What’s Up, Chuka?

The Labour Party, the party of the workers.  It was founded around 1900, having grown out of the trade union movement.  It voted to sponsor political candidates for election to the British Parliament at Westminster, and almost immediately there was an election (in October 1900) at which two of the trade union-sponsored candidates found themselves elected; one of those was Kier Hardie.

Let’s face it, at its founding, the Labour Party was pure ‘leftie.’  Socialist, union-financed, even verging on Marxism is how left it was.  It took almost a quarter of a century, but the UK got its first Labour Government in 1924.  It’s Prime Minister?  Ramsay MacDonald.  Admittedly, there was a lot of political jiggery-pokery going on to give Labour this power, because in fact the Tories had a bigger share of the seats and the Liberals decided to give Labour a go.  Nevertheless, Labour was in.  Sadly, that government lasted a mere nine months before the Conservatives won a landslide election after the collapse of the Liberal Party (not for the last time, either).

More or less after that, Labour became the Opposition, and from then on governments were either Conservative or Labour or coalitions.  However. after Margaret Thatcher was elected Prime Minister in 1979, a job she held for 11 years, Labour’s left-wing stance seemed to fall out of favour with the public, and it turned out that the party were willing to do anything, anything, to win re-election.

Step up, Tony Blair.  This man essentially ruined the Labour Party but made them extremely electable.  Indeed, he remained PM for ten years himself, followed by three miserable years with his puppet Gordon Brown at the helm.  You didn’t hear Labour complaining about that, did you?

(*Gordon Brown projected the image of a Labour Prime Minister in the true Harold Wilson fashion, but he didn’t listen to people and the now infamous recording of him berating a potential voter was the end of his political career and the end of Labour.  Ed Miliband took over; he couldn’t get them elected.

Step up, Jeremy Corbyn.  Nobody, not even Corbyn himself, believed he would win the election for the Labour Leadership within the party, who wanted to continue the ‘centre-left’ policy that had worked so well for the Blairites.  Astoundingly, Corbyn not only won the election but won it a second time when the Party didn’t seem to believe what had happened.
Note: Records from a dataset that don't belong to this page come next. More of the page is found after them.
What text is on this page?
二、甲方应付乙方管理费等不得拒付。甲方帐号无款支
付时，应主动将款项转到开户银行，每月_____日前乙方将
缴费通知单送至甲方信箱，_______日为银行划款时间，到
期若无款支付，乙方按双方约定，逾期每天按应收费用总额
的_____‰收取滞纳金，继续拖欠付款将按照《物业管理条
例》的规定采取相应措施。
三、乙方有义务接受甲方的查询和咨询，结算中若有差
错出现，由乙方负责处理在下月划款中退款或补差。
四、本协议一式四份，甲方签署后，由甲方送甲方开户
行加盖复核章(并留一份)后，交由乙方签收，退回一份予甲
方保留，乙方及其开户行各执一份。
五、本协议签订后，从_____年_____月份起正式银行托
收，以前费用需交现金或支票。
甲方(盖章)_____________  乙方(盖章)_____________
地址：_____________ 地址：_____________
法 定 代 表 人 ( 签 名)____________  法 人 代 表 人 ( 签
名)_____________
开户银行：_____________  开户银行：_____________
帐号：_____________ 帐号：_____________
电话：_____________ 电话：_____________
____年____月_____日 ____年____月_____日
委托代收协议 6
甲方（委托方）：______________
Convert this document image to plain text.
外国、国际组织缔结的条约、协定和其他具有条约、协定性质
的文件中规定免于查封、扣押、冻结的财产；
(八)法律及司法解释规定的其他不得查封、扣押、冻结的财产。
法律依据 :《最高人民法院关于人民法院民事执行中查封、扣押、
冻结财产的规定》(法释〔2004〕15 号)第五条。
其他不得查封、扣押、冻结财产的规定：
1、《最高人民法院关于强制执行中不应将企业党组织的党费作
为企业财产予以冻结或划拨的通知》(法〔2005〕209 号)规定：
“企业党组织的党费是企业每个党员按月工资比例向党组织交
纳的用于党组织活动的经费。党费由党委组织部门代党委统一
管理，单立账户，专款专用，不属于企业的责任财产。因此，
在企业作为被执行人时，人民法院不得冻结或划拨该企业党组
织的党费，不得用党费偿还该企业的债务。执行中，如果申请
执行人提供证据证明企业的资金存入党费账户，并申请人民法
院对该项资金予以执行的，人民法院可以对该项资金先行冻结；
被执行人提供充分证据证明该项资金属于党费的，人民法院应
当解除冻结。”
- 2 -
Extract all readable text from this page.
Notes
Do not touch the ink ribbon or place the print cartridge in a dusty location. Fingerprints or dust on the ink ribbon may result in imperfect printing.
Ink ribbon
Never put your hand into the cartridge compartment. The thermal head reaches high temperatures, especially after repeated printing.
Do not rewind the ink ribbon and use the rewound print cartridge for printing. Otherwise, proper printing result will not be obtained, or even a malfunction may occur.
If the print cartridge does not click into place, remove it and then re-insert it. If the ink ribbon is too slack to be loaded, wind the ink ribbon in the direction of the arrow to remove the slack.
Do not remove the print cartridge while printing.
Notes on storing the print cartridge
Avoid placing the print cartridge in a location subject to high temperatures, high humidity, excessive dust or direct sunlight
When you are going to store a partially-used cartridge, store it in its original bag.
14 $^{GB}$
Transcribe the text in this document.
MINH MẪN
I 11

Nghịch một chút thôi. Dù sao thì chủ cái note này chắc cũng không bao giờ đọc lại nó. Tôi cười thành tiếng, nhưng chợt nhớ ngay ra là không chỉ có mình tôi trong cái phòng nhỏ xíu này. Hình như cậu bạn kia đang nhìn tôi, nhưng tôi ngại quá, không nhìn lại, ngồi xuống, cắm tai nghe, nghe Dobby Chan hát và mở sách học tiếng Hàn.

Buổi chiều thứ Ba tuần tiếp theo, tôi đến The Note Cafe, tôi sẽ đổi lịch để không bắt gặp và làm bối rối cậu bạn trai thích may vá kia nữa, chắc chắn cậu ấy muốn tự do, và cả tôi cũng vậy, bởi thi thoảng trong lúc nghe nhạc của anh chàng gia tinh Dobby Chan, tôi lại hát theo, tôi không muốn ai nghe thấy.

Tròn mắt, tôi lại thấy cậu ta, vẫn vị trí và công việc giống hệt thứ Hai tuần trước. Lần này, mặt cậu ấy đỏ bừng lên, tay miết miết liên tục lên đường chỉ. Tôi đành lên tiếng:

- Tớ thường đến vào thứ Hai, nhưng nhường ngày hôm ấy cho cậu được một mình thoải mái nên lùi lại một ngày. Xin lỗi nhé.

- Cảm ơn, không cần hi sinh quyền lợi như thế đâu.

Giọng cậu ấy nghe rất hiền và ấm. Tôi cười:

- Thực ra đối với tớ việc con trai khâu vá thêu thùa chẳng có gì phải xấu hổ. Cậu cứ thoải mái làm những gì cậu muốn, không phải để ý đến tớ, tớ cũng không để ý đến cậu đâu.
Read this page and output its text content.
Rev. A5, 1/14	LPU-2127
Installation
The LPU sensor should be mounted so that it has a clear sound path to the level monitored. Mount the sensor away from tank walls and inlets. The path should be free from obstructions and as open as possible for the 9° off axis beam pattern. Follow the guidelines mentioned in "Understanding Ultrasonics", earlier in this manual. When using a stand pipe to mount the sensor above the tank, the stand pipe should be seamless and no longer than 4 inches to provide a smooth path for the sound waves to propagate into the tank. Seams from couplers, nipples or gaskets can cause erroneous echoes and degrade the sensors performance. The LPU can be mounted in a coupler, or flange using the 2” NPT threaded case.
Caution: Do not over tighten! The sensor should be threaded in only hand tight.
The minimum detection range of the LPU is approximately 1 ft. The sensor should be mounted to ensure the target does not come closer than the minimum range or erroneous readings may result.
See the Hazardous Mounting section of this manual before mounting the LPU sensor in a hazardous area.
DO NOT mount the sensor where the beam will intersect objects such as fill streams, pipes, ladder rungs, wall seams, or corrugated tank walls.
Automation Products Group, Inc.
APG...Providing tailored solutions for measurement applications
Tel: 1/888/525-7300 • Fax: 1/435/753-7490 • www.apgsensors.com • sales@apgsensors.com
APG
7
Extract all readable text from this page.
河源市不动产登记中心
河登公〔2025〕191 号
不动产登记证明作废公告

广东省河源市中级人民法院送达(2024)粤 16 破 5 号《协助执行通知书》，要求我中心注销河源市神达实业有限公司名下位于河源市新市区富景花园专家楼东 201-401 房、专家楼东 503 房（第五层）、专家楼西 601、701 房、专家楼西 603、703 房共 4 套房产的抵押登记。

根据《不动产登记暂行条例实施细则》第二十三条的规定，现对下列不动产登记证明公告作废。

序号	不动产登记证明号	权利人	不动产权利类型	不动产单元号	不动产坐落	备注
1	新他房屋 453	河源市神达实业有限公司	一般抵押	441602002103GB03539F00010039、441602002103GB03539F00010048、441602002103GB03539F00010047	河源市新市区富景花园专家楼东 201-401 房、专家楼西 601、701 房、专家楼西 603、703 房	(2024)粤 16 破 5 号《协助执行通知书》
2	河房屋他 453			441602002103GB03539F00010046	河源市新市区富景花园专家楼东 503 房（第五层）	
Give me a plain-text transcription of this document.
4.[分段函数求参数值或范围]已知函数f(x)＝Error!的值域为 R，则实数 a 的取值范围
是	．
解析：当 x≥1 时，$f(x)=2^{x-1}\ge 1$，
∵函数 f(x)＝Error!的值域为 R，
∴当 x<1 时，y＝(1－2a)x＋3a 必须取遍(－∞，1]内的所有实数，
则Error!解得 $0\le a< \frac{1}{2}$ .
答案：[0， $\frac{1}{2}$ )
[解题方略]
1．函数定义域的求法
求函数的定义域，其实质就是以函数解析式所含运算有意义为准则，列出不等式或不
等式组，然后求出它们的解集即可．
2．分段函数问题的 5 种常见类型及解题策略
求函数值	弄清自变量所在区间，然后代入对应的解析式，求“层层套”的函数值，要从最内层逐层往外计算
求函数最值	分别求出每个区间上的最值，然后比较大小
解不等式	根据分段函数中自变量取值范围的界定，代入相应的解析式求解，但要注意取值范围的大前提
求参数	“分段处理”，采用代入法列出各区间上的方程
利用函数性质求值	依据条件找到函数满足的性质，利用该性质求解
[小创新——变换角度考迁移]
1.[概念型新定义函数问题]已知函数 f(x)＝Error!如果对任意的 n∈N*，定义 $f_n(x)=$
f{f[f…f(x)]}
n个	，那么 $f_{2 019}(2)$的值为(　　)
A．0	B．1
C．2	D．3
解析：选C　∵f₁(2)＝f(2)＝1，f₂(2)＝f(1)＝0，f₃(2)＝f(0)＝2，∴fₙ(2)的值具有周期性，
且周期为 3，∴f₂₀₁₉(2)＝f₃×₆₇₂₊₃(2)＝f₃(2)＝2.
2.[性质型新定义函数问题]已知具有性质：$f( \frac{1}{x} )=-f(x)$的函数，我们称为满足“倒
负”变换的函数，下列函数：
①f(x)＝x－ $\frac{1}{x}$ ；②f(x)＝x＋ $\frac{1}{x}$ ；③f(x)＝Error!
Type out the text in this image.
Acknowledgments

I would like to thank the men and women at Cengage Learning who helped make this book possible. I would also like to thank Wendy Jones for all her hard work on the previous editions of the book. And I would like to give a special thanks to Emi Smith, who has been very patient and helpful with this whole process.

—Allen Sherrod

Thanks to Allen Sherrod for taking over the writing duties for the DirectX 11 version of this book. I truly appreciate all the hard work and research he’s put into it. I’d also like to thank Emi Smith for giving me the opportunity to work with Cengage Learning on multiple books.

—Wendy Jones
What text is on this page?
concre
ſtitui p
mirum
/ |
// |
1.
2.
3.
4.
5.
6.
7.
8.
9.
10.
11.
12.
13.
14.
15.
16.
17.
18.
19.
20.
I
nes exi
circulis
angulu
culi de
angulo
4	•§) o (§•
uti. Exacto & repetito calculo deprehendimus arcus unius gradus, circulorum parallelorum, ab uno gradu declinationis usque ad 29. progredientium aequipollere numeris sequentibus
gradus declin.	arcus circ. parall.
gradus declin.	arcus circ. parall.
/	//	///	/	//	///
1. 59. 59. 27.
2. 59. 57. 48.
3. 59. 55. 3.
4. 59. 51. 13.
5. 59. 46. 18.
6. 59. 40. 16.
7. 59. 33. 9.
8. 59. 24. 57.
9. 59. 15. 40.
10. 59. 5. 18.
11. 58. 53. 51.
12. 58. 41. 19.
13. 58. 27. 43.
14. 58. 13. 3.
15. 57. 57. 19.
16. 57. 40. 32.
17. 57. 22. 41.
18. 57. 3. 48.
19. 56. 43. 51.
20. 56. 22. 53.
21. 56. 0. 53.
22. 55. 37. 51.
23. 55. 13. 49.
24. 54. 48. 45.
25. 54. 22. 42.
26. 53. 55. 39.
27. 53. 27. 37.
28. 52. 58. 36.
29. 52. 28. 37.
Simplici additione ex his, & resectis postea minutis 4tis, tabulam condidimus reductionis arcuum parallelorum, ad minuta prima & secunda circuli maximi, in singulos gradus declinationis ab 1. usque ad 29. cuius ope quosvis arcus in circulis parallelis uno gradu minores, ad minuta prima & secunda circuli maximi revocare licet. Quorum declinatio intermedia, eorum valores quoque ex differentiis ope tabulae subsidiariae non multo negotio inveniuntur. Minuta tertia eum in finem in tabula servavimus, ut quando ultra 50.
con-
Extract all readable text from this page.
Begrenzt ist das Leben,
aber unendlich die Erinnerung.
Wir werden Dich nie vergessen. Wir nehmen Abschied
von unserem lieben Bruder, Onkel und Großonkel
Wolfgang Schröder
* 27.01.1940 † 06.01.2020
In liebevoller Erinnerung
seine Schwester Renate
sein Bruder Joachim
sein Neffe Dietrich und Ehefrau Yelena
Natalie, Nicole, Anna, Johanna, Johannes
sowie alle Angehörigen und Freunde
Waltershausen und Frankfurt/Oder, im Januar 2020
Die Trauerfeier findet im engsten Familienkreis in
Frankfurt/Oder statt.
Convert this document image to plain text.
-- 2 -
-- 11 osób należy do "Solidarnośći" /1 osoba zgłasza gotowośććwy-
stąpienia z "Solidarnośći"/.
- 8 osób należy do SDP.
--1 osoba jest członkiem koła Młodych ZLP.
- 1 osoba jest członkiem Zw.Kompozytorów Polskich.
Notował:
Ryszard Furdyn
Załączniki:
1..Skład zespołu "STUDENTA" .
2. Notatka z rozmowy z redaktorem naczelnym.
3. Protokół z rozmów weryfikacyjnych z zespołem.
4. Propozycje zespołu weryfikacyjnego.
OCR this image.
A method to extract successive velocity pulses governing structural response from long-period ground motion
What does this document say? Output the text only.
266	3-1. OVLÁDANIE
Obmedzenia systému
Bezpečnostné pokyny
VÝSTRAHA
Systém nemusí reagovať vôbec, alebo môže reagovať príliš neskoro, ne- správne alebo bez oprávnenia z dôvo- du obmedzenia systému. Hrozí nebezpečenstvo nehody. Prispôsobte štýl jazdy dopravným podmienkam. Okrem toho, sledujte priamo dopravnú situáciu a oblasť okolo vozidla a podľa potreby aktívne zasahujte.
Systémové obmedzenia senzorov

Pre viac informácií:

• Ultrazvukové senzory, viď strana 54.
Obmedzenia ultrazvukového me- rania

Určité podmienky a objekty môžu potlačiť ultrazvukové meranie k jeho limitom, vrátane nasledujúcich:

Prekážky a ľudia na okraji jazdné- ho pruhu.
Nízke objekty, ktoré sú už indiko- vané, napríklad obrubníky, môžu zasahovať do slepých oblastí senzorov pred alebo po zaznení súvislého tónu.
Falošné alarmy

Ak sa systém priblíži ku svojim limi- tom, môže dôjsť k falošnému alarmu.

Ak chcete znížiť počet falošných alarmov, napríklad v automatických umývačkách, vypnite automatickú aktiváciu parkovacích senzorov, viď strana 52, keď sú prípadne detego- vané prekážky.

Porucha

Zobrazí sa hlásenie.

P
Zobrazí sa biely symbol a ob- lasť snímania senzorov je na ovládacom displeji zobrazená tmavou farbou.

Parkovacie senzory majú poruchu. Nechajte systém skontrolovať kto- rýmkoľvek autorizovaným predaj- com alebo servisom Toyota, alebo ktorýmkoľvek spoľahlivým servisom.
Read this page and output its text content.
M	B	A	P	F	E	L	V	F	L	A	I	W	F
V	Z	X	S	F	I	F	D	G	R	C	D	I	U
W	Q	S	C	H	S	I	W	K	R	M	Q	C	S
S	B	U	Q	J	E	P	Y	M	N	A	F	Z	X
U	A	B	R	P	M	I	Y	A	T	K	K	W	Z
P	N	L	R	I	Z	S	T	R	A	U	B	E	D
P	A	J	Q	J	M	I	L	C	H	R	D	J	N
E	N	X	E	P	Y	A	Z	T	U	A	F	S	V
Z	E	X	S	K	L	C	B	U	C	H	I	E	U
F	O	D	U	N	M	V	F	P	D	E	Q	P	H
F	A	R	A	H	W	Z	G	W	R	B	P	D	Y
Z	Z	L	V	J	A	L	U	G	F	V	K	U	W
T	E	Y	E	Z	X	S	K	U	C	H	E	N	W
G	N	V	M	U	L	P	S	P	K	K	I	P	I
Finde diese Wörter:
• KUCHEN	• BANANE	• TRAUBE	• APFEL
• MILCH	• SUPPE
Corbyn, a true left-wing politician, looked set to shake up the party and return it to its ‘labour’ roots.  This he has found especially difficult, since the ‘centre-left’ are still trying to destroy the party’s founding roots and turn it into a sort of a pink Conservative party.

Step up, Chuka Ummuna.  He has just made a speech in which he accuses Jeremy Corbyn of driving the centre-left out of the party, as though he has some sort of expectation that the centre-left has a right to be there.  Ummuna is a privately-educated law graduate who plays the cello; I feel certain that he has never worked a day down the mines or sweated in the heat of a steelworks in his life!

Part of Ummuna’s beef with Corbyn stems from the fact that they briefly stood against each other in the 2015 election that Corbyn won.  Ummuna withdrew from the race, citing the fact that he could not cope with the additional scrutiny that a leadership candidate must endure – meaning he must have had an affair, or otherwise has something to hide.

Rumours have begun to circulate that Ummuna, and others, are contemplating the formation of another party, although they have all denied this.  Quite frankly, I wish him good luck.  Go form your party, you sure as heckadoodle are not Labour.  Although I suspect that the party name he would want to choose has already been taken – The Conservative Party.